After considering more than a dozen women as his running mate, Joe Biden has reportedly whittled his vice president shortlist down to two: Sen. Kamala Harris of California and former national security advisor Susan Rice, who has ties to Maine.
Not surprisingly, observers see pros and cons to both.
For Harris, Democratic activist Steve Kerrigan says, “She has been vetted.“
Kerrigan knows that Harris’ record as a prosecutor and an attack she made on Biden during a debate could be considered liabilities. But he says, with Biden‘s emphasis on personal connection, Harris benefits from the friendship she had with Biden’s late son Beau.
“They were both attorneys general together at the same time. They got to know each other on a very personal level and she by extension got to know the vice president,” Kerrigan said.
Progressive activist Bambi Snodgrass will support anyone on Biden’s list, but would prefer Rice.

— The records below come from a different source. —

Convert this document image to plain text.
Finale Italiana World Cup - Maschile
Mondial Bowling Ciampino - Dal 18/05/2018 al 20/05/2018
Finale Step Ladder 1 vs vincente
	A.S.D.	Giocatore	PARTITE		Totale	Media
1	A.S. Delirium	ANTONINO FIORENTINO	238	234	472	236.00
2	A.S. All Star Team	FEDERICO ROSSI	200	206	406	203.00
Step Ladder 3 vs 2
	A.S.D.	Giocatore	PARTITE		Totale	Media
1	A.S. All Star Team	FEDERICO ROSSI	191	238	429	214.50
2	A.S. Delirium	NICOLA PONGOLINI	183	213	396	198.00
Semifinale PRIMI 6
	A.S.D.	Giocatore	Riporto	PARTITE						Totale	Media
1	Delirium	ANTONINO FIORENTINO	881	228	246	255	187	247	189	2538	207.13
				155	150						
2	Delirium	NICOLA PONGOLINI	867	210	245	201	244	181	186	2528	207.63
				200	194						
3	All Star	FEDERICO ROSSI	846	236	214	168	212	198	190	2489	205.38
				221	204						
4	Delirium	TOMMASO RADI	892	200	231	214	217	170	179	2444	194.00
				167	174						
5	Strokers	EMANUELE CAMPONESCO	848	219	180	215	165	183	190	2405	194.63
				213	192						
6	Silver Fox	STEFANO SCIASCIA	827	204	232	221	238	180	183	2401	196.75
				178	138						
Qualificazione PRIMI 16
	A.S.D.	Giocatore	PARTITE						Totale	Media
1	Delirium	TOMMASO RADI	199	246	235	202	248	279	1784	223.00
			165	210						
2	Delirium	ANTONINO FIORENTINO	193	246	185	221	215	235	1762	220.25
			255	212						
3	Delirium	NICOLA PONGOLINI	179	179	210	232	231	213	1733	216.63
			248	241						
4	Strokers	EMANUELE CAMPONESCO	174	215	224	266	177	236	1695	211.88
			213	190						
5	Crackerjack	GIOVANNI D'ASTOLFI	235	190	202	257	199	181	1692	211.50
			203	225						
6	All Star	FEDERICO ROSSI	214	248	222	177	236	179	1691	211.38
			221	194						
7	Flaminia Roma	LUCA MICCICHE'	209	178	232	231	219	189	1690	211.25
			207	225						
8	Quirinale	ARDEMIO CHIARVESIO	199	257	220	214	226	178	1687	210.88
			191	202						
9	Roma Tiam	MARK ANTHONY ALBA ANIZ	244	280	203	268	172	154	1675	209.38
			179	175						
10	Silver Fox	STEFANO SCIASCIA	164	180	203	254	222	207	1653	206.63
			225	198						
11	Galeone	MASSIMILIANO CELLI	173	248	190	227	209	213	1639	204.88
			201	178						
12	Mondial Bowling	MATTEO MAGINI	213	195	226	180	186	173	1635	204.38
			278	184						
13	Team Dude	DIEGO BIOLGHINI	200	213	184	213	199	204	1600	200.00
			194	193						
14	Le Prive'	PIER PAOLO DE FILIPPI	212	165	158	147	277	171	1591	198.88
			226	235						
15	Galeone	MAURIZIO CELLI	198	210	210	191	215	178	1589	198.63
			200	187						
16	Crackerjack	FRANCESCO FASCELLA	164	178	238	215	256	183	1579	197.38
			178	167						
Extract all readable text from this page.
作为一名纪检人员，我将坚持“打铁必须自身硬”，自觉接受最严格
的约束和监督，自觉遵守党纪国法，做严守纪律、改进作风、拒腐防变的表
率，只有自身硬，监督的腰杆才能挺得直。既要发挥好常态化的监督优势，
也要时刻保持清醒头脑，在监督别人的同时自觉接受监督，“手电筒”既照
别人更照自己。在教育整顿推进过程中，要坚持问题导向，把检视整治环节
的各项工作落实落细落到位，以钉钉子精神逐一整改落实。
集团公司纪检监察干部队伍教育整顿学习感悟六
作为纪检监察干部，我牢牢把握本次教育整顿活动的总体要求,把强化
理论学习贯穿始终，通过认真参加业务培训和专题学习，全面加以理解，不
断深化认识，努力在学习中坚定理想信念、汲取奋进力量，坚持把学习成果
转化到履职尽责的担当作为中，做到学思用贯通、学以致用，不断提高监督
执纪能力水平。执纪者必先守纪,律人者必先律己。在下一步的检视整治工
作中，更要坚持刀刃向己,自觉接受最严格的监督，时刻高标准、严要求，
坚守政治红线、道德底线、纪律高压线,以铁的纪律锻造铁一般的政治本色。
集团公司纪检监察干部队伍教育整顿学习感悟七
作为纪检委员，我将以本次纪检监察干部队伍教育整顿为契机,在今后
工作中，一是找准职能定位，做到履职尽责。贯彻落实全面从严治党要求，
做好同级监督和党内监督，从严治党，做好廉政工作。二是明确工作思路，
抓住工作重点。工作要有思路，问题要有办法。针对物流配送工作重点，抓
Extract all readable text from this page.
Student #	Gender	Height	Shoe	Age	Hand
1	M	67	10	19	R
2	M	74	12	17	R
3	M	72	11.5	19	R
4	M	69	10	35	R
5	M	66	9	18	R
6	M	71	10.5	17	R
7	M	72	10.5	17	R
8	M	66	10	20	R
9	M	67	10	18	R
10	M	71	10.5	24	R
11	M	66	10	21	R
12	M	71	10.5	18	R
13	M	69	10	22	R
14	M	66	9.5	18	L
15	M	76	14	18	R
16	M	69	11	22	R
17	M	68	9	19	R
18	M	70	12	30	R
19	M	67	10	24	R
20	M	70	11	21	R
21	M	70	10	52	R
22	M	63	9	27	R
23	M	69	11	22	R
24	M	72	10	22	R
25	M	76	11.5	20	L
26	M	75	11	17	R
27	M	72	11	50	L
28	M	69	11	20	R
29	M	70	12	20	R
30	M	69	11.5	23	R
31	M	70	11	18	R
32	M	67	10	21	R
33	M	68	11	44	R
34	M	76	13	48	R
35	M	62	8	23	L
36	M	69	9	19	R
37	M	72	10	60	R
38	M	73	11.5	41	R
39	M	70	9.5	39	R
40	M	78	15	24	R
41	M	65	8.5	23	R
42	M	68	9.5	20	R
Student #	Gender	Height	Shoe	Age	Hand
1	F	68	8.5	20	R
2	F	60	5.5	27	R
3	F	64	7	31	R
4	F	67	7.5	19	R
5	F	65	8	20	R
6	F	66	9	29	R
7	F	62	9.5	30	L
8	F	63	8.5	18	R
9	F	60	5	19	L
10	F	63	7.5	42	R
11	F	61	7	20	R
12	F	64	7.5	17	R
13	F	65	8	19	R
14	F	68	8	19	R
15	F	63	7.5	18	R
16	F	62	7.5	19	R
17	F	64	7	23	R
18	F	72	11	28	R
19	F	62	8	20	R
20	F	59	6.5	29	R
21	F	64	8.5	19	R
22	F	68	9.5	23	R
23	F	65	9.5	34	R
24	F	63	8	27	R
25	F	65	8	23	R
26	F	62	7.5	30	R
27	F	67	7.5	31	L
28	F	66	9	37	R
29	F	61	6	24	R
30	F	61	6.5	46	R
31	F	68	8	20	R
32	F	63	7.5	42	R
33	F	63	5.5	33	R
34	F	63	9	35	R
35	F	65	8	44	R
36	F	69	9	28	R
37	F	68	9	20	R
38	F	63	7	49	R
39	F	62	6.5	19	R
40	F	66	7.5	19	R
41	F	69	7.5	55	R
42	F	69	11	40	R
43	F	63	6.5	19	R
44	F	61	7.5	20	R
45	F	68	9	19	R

If Harris is chosen, Snodgrass said, it would create an opening in the U.S. Senate, meaning extra work for Democrats at a time when Snodgrass thinks all resources need to be focused on beating President Donald Trump.
And she’s impressed by Rice‘s resume, which also includes serving as the U.S. ambassador to the United Nations. She also considered a run against Sen. Susan Collins in Maine in this election cycle, though eventually abandoned it.
“Susan Rice has all the foreign policy chops," Snodgrass said. "We have a ton of work to do internationally just to restore our credibility.”
Kerrigan agreed, calling Rice brilliant, but said she also comes with risk: “that the Republican Party would take weeks and weeks and weeks if not the entire general election to talk about the attacks in Benghazi and her role in the days and weeks immediately following that.”
Rice and Harris are considered more moderate Democrats, which would water down Republican attacks linking them with the “radical left,” but also deny the most liberal Democrats the pure progressive running mate they have been hoping for.